The United Arab Emirates is setting its sights on nuclear power to ensure the small nation can meet demand in the coming years, energy minister Suhail Al Mazroui told reporters this week.
The Middle East’s first nuclear power plant should go live in the UAE in 2018, as the nation prepares to host an international ministerial summit on the power source at the end of next month. The International Atomic Energy Agency (IAEA) conference in the UAE signifies global “recognition” of the country’s “successful efforts” in developing a peaceful nuclear power program, Al Mazroui said. The main components of the Barakah 1 reactor completed construction back in May, but operating Nawah Energy Company is still waiting on final licensing approvals from regulators before operating commercials. Basically, they just need to cross the t’s and dot the i’s.
By the time the remaining three units of the Barakah complex is complete, a full quarter of the UAE’s electricity will be derived from the plant. Related: Is It Time For OPEC To Turn The Taps Back On?
Currently, natural gas powers roughly all of the UAE’s energy needs. The UAE Energy Plan 2050 will lower the contribution of gas to 38 percent, while that of clean fossil fuels, nuclear and renewable energy will be raised to 12 percent, 6 percent and 44 percent, respectively, by 2050. Technical assistance from Iran and France and financial investments from Gulf partners allowed the project to come to fruition, according to The Daily Caller.

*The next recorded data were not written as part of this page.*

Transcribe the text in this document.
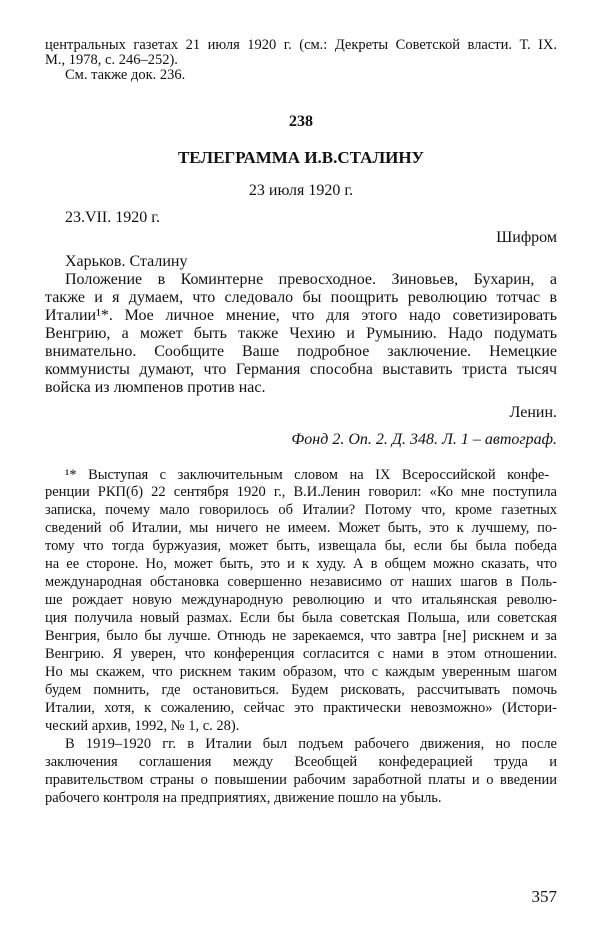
центральных газетах 21 июля 1920 г. (см.: Декреты Советской власти. Т. IX.
М., 1978, с. 246–252).
См. также док. 236.
238
ТЕЛЕГРАММА И.В.СТАЛИНУ
23 июля 1920 г.
23.VII. 1920 г.
Шифром
Харьков. Сталину
Положение в Коминтерне превосходное. Зиновьев, Бухарин, а
также и я думаем, что следовало бы поощрить революцию тотчас в
Италии¹*. Мое личное мнение, что для этого надо советизировать
Венгрию, а может быть также Чехию и Румынию. Надо подумать
внимательно. Сообщите Ваше подробное заключение. Немецкие
коммунисты думают, что Германия способна выставить триста тысяч
войска из люмпенов против нас.
Ленин.
Фонд 2. Оп. 2. Д. 348. Л. 1 – автограф.
¹* Выступая с заключительным словом на IX Всероссийской конфе-
ренции РКП(б) 22 сентября 1920 г., В.И.Ленин говорил: «Ко мне поступила
записка, почему мало говорилось об Италии? Потому что, кроме газетных
сведений об Италии, мы ничего не имеем. Может быть, это к лучшему, по-
тому что тогда буржуазия, может быть, извещала бы, если бы была победа
на ее стороне. Но, может быть, это и к худу. А в общем можно сказать, что
международная обстановка совершенно независимо от наших шагов в Поль-
ше рождает новую международную революцию и что итальянская револю-
ция получила новый размах. Если бы была советская Польша, или советская
Венгрия, было бы лучше. Отнюдь не зарекаемся, что завтра [не] рискнем и за
Венгрию. Я уверен, что конференция согласится с нами в этом отношении.
Но мы скажем, что рискнем таким образом, что с каждым уверенным шагом
будем помнить, где остановиться. Будем рисковать, рассчитывать помочь
Италии, хотя, к сожалению, сейчас это практически невозможно» (Истори-
ческий архив, 1992, № 1, с. 28).
В 1919–1920 гг. в Италии был подъем рабочего движения, но после
заключения соглашения между Всеобщей конфедерацией труда и
правительством страны о повышении рабочим заработной платы и о введении
рабочего контроля на предприятиях, движение пошло на убыль.
357
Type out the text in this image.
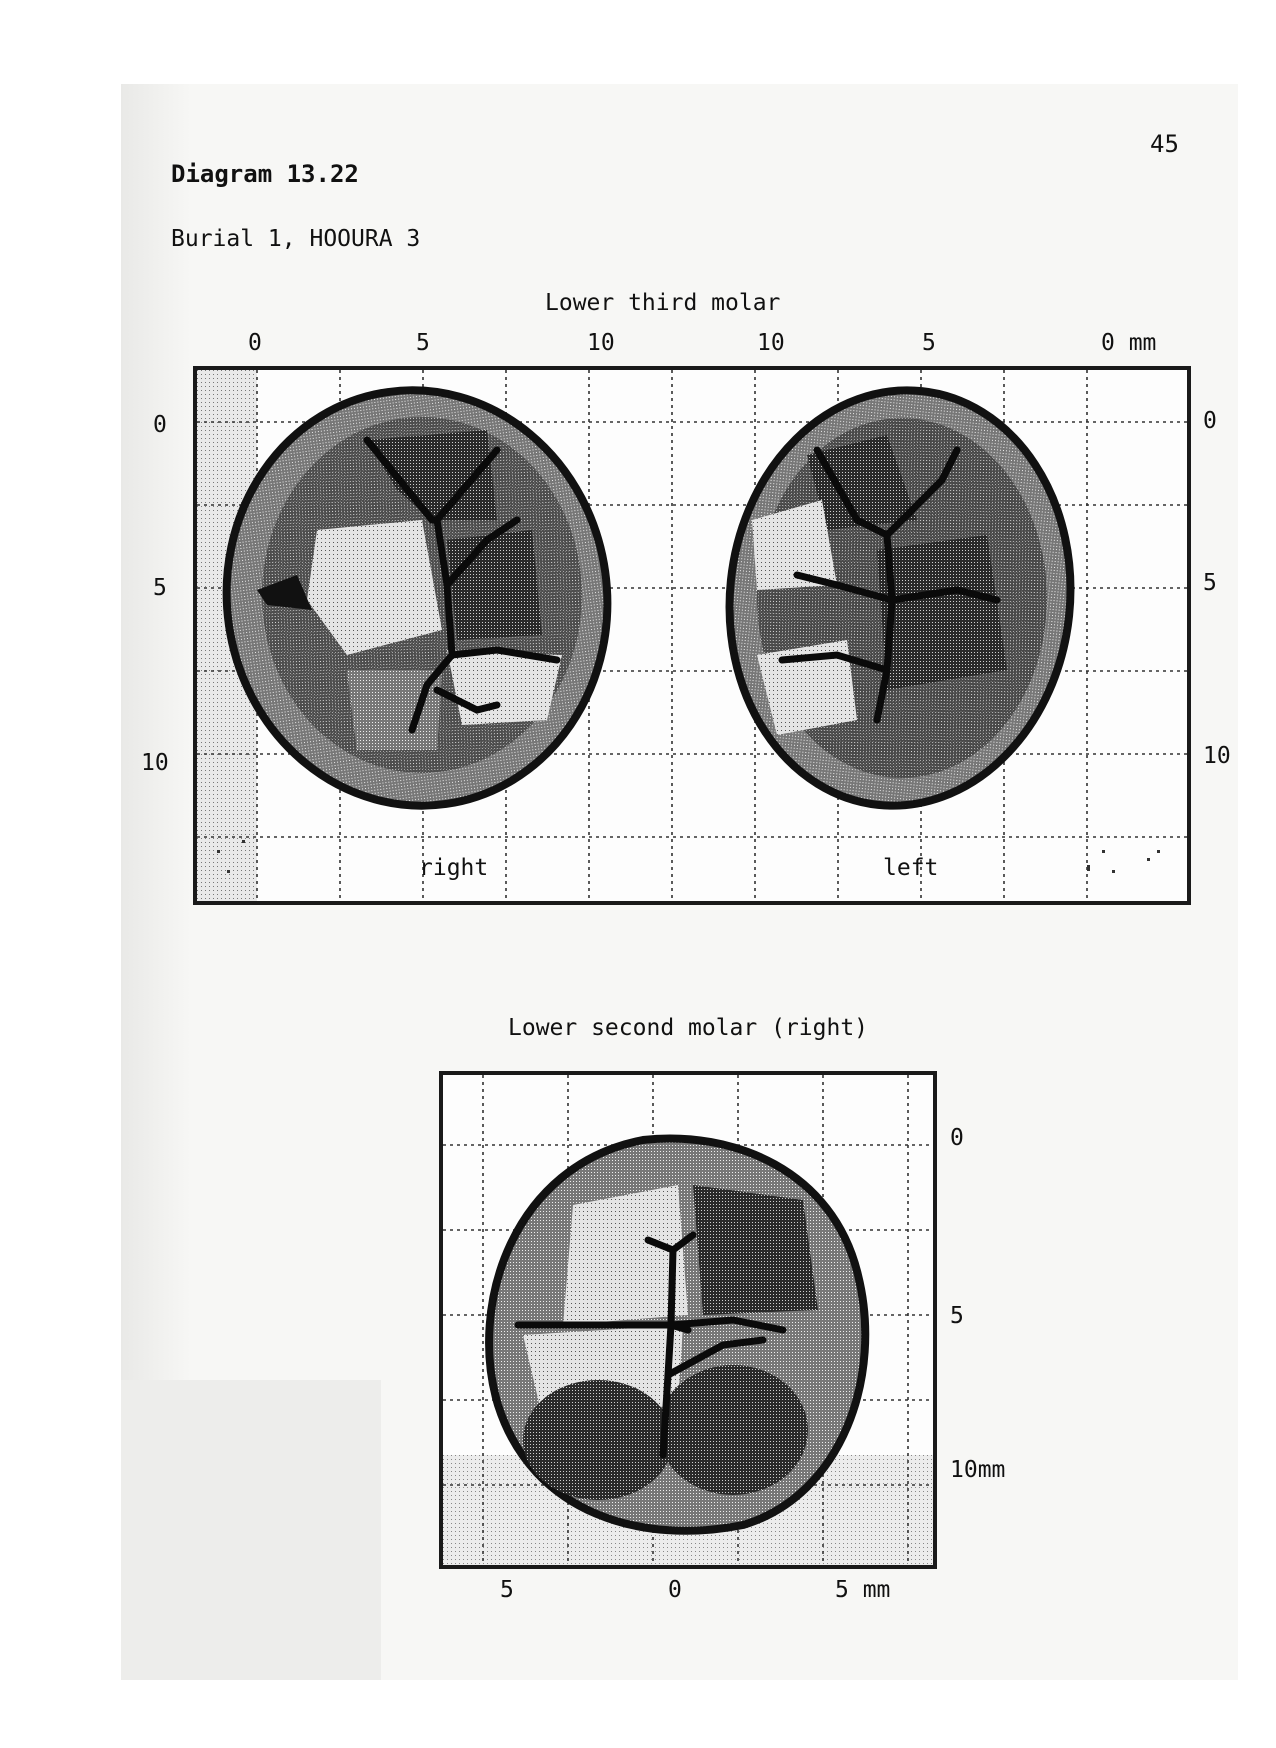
45
Diagram 13.22
Burial 1, HOOURA 3
Lower third molar
0	5	10	10	5	0 mm
0
5
10
0
5
10
right	left
Lower second molar (right)
0
5
10mm
5	0	5 mm
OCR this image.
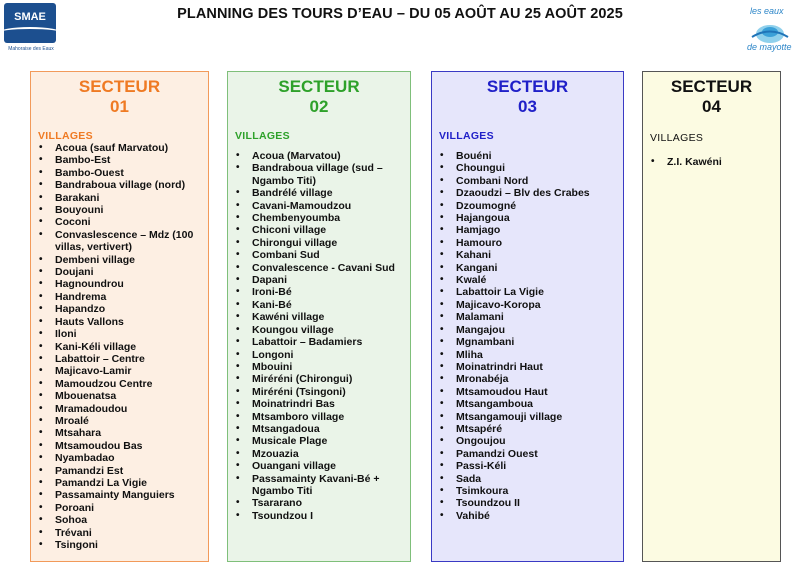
SMAE
Mahoraise des Eaux
PLANNING DES TOURS D’EAU – DU 05 AOÛT AU 25 AOÛT 2025	les eaux
de mayotte
SECTEUR
01
VILLAGES
• Acoua (sauf Marvatou)
• Bambo-Est
• Bambo-Ouest
• Bandraboua village (nord)
• Barakani
• Bouyouni
• Coconi
• Convaslescence – Mdz (100 villas, vertivert)
• Dembeni village
• Doujani
• Hagnoundrou
• Handrema
• Hapandzo
• Hauts Vallons
• Iloni
• Kani-Kéli village
• Labattoir – Centre
• Majicavo-Lamir
• Mamoudzou Centre
• Mbouenatsa
• Mramadoudou
• Mroalé
• Mtsahara
• Mtsamoudou Bas
• Nyambadao
• Pamandzi Est
• Pamandzi La Vigie
• Passamainty Manguiers
• Poroani
• Sohoa
• Trévani
• Tsingoni
SECTEUR
02
VILLAGES
• Acoua (Marvatou)
• Bandraboua village (sud – Ngambo Titi)
• Bandrélé village
• Cavani-Mamoudzou
• Chembenyoumba
• Chiconi village
• Chirongui village
• Combani Sud
• Convalescence - Cavani Sud
• Dapani
• Ironi-Bé
• Kani-Bé
• Kawéni village
• Koungou village
• Labattoir – Badamiers
• Longoni
• Mbouini
• Miréréni (Chirongui)
• Miréréni (Tsingoni)
• Moinatrindri Bas
• Mtsamboro village
• Mtsangadoua
• Musicale Plage
• Mzouazia
• Ouangani village
• Passamainty Kavani-Bé + Ngambo Titi
• Tsararano
• Tsoundzou I
SECTEUR
03
VILLAGES
• Bouéni
• Choungui
• Combani Nord
• Dzaoudzi – Blv des Crabes
• Dzoumogné
• Hajangoua
• Hamjago
• Hamouro
• Kahani
• Kangani
• Kwalé
• Labattoir La Vigie
• Majicavo-Koropa
• Malamani
• Mangajou
• Mgnambani
• Mliha
• Moinatrindri Haut
• Mronabéja
• Mtsamoudou Haut
• Mtsangamboua
• Mtsangamouji village
• Mtsapéré
• Ongoujou
• Pamandzi Ouest
• Passi-Kéli
• Sada
• Tsimkoura
• Tsoundzou II
• Vahibé
SECTEUR
04
VILLAGES
• Z.I. Kawéni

France is a known international leader in nuclear energy because the country meets three-fourths of its energy demand with the power source. Iran is an unlikely ally for the UAE on the nuclear power front, considering the latter sides with Saudi Arabia on all sectarian issues. In the Gulf’s current dispute against Qatar—which is based on a rejection of Doha’s lukewarm stance on Iran—the UAE stands by its Sunni allies, kicking Qatari LNG ships off Emirati docks.

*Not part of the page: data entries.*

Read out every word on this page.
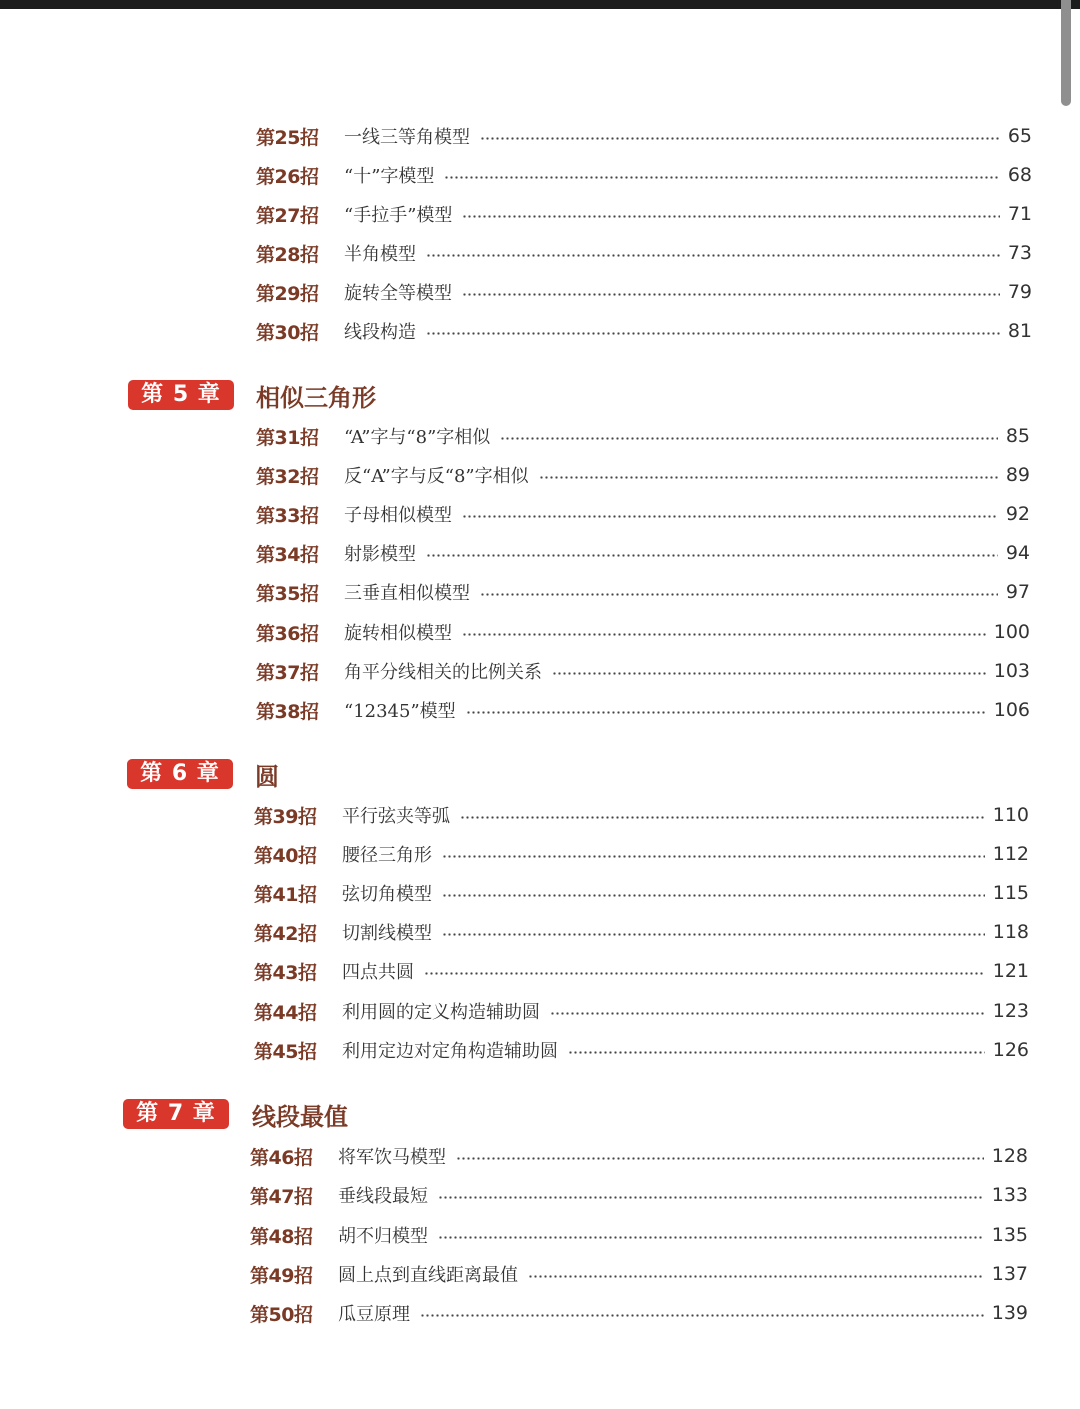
第25招	一线三等角模型	65
第26招	“十”字模型	68
第27招	“手拉手”模型	71
第28招	半角模型	73
第29招	旋转全等模型	79
第30招	线段构造	81
第 5 章	相似三角形
第31招	“A”字与“8”字相似	85
第32招	反“A”字与反“8”字相似	89
第33招	子母相似模型	92
第34招	射影模型	94
第35招	三垂直相似模型	97
第36招	旋转相似模型	100
第37招	角平分线相关的比例关系	103
第38招	“12345”模型	106
第 6 章	圆
第39招	平行弦夹等弧	110
第40招	腰径三角形	112
第41招	弦切角模型	115
第42招	切割线模型	118
第43招	四点共圆	121
第44招	利用圆的定义构造辅助圆	123
第45招	利用定边对定角构造辅助圆	126
第 7 章	线段最值
第46招	将军饮马模型	128
第47招	垂线段最短	133
第48招	胡不归模型	135
第49招	圆上点到直线距离最值	137
第50招	瓜豆原理	139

Qatar, the largest exporter of liquefied natural gas in the world, probably has a decade or so left before it really needs to worry about alternative sources of income. In developed countries, natural gas is seen as a gateway fossil fuel, meaning its demand will rise as oil sinks in popularity.
The Gulf nations’ efforts to steer away from fossil fuels can be traced back decades with side projects that have had limited scope and success. The desert status of the Arabian Peninsula puts a high priority on water security for the area’s residents. The chemical process of desalination consumes high levels of electricity that must be fed to treatment plants in a swift and stable manner, and wind and solar energies are not known for their reliability.
For decades, the Gulf Cooperation Council nations have reaped millions in oil profits, which they have leveraged for two main end goals: subsidizing the lifestyles of their citizens and empowering large sovereign wealth funds to buy market-proof investments worldwide.
Now, as a wave of climate change awareness and peak oil fears sweeps across the world, the biggest benefactors of the oil game have all made public commitments to end their reliance on fossil fuels as an economic backbone. Kuwait did it in its 2030 blueprint published back in 2010, which sets a renewables goal of 15 percent by the end of the plan’s term. Its population of 4.4 million requires 350,000 barrels of oil per day to generate electricity and desalinate seawater.
One by one, the fortresses of oil wealth on the Persian Gulf will fall, forcing those nations to kick their reform plans into high gear. Though Saudi Arabia has been the loudest voice for economic diversification in the region, its sidekicks are just as eager to see a future independent of fossil fuels for their countries.